The second - and I’m not going to torture you or embarrass myself by trying to actually pronounce any of these words, beautiful as they look – but the second is an exhortation to action, and I’m quoting from the national Phi Kappa Phi historians here – not merely a hope or wish, but an exhortation to act.

And the third gives us our stage – humanity.

“Let the love of learning rule humanity”

I like that. I’m not a particular fan of the standard, noblesse oblige statement – to whom much is given, much is expected. It’s a favorite, I know. That and “giving back.” There’s something about it that assumes one with great privilege would know and is capable somehow of providing what others need.
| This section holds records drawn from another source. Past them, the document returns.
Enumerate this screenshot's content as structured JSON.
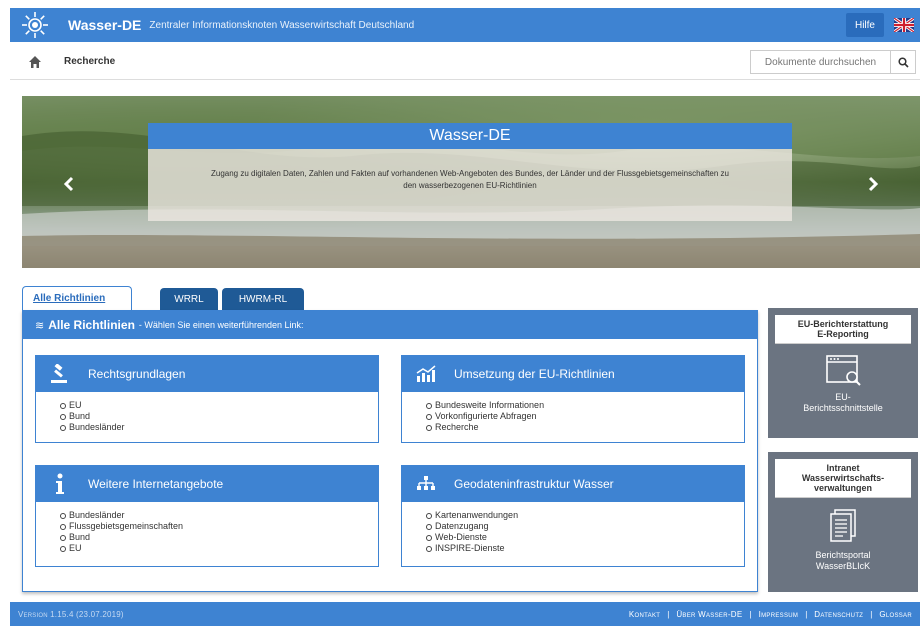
{
  "header": {
    "brand": "Wasser-DE",
    "subtitle": "Zentraler Informationsknoten Wasserwirtschaft Deutschland",
    "help_label": "Hilfe",
    "accent_color": "#3e83d2"
  },
  "nav": {
    "breadcrumb": "Recherche",
    "search_placeholder": "Dokumente durchsuchen"
  },
  "hero": {
    "title": "Wasser-DE",
    "text": "Zugang zu digitalen Daten, Zahlen und Fakten auf vorhandenen Web-Angeboten des Bundes, der Länder und der Flussgebietsgemeinschaften zu den wasserbezogenen EU-Richtlinien"
  },
  "tabs": [
    {
      "label": "Alle Richtlinien",
      "active": true
    },
    {
      "label": "WRRL",
      "active": false
    },
    {
      "label": "HWRM-RL",
      "active": false
    }
  ],
  "panel": {
    "title": "Alle Richtlinien",
    "desc": "- Wählen Sie einen weiterführenden Link:"
  },
  "cards": {
    "rechts": {
      "title": "Rechtsgrundlagen",
      "icon": "gavel-icon",
      "items": [
        "EU",
        "Bund",
        "Bundesländer"
      ]
    },
    "umsetzung": {
      "title": "Umsetzung der EU-Richtlinien",
      "icon": "chart-icon",
      "items": [
        "Bundesweite Informationen",
        "Vorkonfigurierte Abfragen",
        "Recherche"
      ]
    },
    "weitere": {
      "title": "Weitere Internetangebote",
      "icon": "info-icon",
      "items": [
        "Bundesländer",
        "Flussgebietsgemeinschaften",
        "Bund",
        "EU"
      ]
    },
    "geo": {
      "title": "Geodateninfrastruktur Wasser",
      "icon": "sitemap-icon",
      "items": [
        "Kartenanwendungen",
        "Datenzugang",
        "Web-Dienste",
        "INSPIRE-Dienste"
      ]
    }
  },
  "side": {
    "reporting": {
      "head_line1": "EU-Berichterstattung",
      "head_line2": "E-Reporting",
      "text_line1": "EU-",
      "text_line2": "Berichtsschnittstelle"
    },
    "intranet": {
      "head_line1": "Intranet",
      "head_line2": "Wasserwirtschafts-",
      "head_line3": "verwaltungen",
      "text_line1": "Berichtsportal",
      "text_line2": "WasserBLIcK"
    }
  },
  "footer": {
    "version": "Version 1.15.4 (23.07.2019)",
    "links": [
      "Kontakt",
      "Über Wasser-DE",
      "Impressum",
      "Datenschutz",
      "Glossar"
    ]
  }
}
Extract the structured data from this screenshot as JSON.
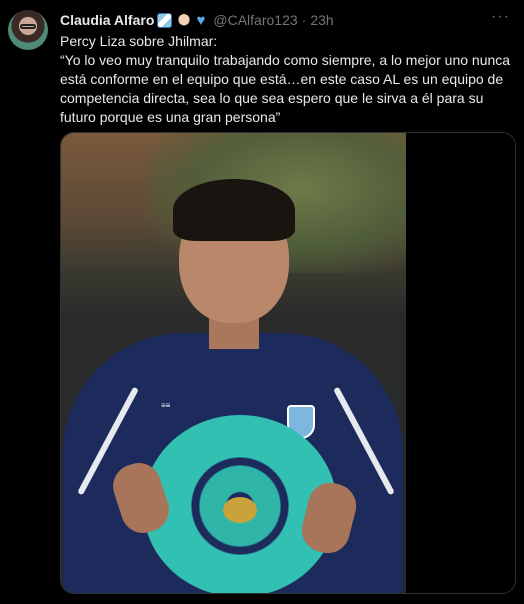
{
  "tweet": {
    "author_name": "Claudia Alfaro",
    "handle": "@CAlfaro123",
    "separator": "·",
    "time": "23h",
    "more_label": "···",
    "emoji_icons": [
      "argentina-flag-icon",
      "flexed-biceps-icon",
      "blue-heart-icon"
    ],
    "text_line1": "Percy Liza sobre Jhilmar:",
    "text_quote": "“Yo lo veo muy tranquilo trabajando como siempre, a lo mejor uno nunca está conforme en el equipo que está…en este caso AL es un equipo de competencia directa, sea lo que sea espero que le sirva a él para su futuro porque es una gran persona”"
  },
  "colors": {
    "background": "#000000",
    "text_primary": "#e7e9ea",
    "text_secondary": "#71767b",
    "border": "#2f3336"
  }
}
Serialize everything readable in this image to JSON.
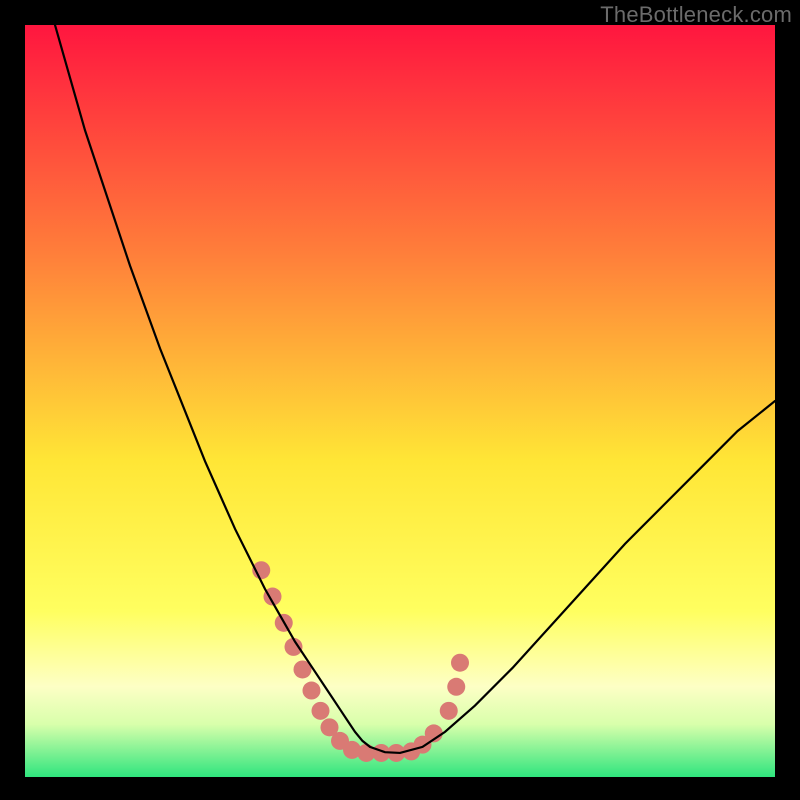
{
  "watermark": "TheBottleneck.com",
  "colors": {
    "page_bg": "#000000",
    "gradient_top": "#ff163f",
    "gradient_mid_upper": "#ff7d3a",
    "gradient_mid": "#ffe636",
    "gradient_lower": "#ffff60",
    "gradient_band_pale": "#fdffc5",
    "gradient_bottom": "#2fe57e",
    "curve": "#000000",
    "marker": "#d97a74"
  },
  "chart_data": {
    "type": "line",
    "title": "",
    "xlabel": "",
    "ylabel": "",
    "xlim": [
      0,
      100
    ],
    "ylim": [
      0,
      100
    ],
    "grid": false,
    "legend": false,
    "series": [
      {
        "name": "bottleneck-curve",
        "x": [
          4,
          6,
          8,
          10,
          12,
          14,
          16,
          18,
          20,
          22,
          24,
          26,
          28,
          30,
          32,
          34,
          36,
          38,
          40,
          41,
          42,
          43,
          44,
          45,
          46,
          48,
          50,
          53,
          56,
          60,
          65,
          70,
          75,
          80,
          85,
          90,
          95,
          100
        ],
        "y": [
          100,
          93,
          86,
          80,
          74,
          68,
          62.5,
          57,
          52,
          47,
          42,
          37.5,
          33,
          29,
          25,
          21.5,
          18,
          15,
          12,
          10.5,
          9,
          7.5,
          6,
          4.8,
          4,
          3.3,
          3.2,
          4,
          6,
          9.5,
          14.5,
          20,
          25.5,
          31,
          36,
          41,
          46,
          50
        ]
      }
    ],
    "markers": [
      {
        "x": 31.5,
        "y": 27.5
      },
      {
        "x": 33.0,
        "y": 24.0
      },
      {
        "x": 34.5,
        "y": 20.5
      },
      {
        "x": 35.8,
        "y": 17.3
      },
      {
        "x": 37.0,
        "y": 14.3
      },
      {
        "x": 38.2,
        "y": 11.5
      },
      {
        "x": 39.4,
        "y": 8.8
      },
      {
        "x": 40.6,
        "y": 6.6
      },
      {
        "x": 42.0,
        "y": 4.8
      },
      {
        "x": 43.6,
        "y": 3.6
      },
      {
        "x": 45.5,
        "y": 3.2
      },
      {
        "x": 47.5,
        "y": 3.2
      },
      {
        "x": 49.5,
        "y": 3.2
      },
      {
        "x": 51.5,
        "y": 3.4
      },
      {
        "x": 53.0,
        "y": 4.3
      },
      {
        "x": 54.5,
        "y": 5.8
      },
      {
        "x": 56.5,
        "y": 8.8
      },
      {
        "x": 57.5,
        "y": 12.0
      },
      {
        "x": 58.0,
        "y": 15.2
      }
    ],
    "marker_radius_px": 9
  }
}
I think it is an unintended arrogance. I much prefer the sentiment that we’re all in this together – we are interconnected and if we are to move forward, it will happen together. With the academic excellence recognized and cultivated in ALL DISCIPLINES, ALL FIELDS of higher education. It will happen if we engage the community of scholars in service to others. If we let the love of learning rule humanity. If we continue to learn, to serve, to act. And of course, to celebrate. Which we so happily do with all of you this afternoon.

I’ll leave you with the words of poet William Stafford:

Starting here, what do you want to remember?
How sunlight creeps along a shining floor?
What scent of old wood hovers, what softened
sound from outside fills the air?

Will you ever bring a better gift for the world
than the breathing respect that you carry
wherever you go right now? Are you waiting
for time to show you some better thoughts?

When you turn around, starting here, lift this
new glimpse that you found; carry into evening
all that you want from this day. This interval you spent
reading or hearing this, keep it for life—

What can anyone give you greater than now,
 
starting here, right in this room, when you turn around? [6]


 

Congratulations. Enjoy the day. Enjoy the honor. Take a breath. And keep going. Know that you are appreciated and respected. And know that you are most certainly needed.

Thank you.


[1]Remarks by Dr. Tony Chambers, Opening Night Forum: Civic and Moral Responsibilities of Higher Education, Association of American Colleges and Universities, Annual Conference, Washington, DC, January 21, 2004.

[2]Ibid.

[3]Ibid.

[4]Paraphrased from Tony Chambers remarks

[5]Dr. Tony Chambers, Opening Night Forum: Civic and Moral Responsibilities of Higher Education, Association of American Colleges and Universities, Annual Conference, Washington, DC, January 21, 2004.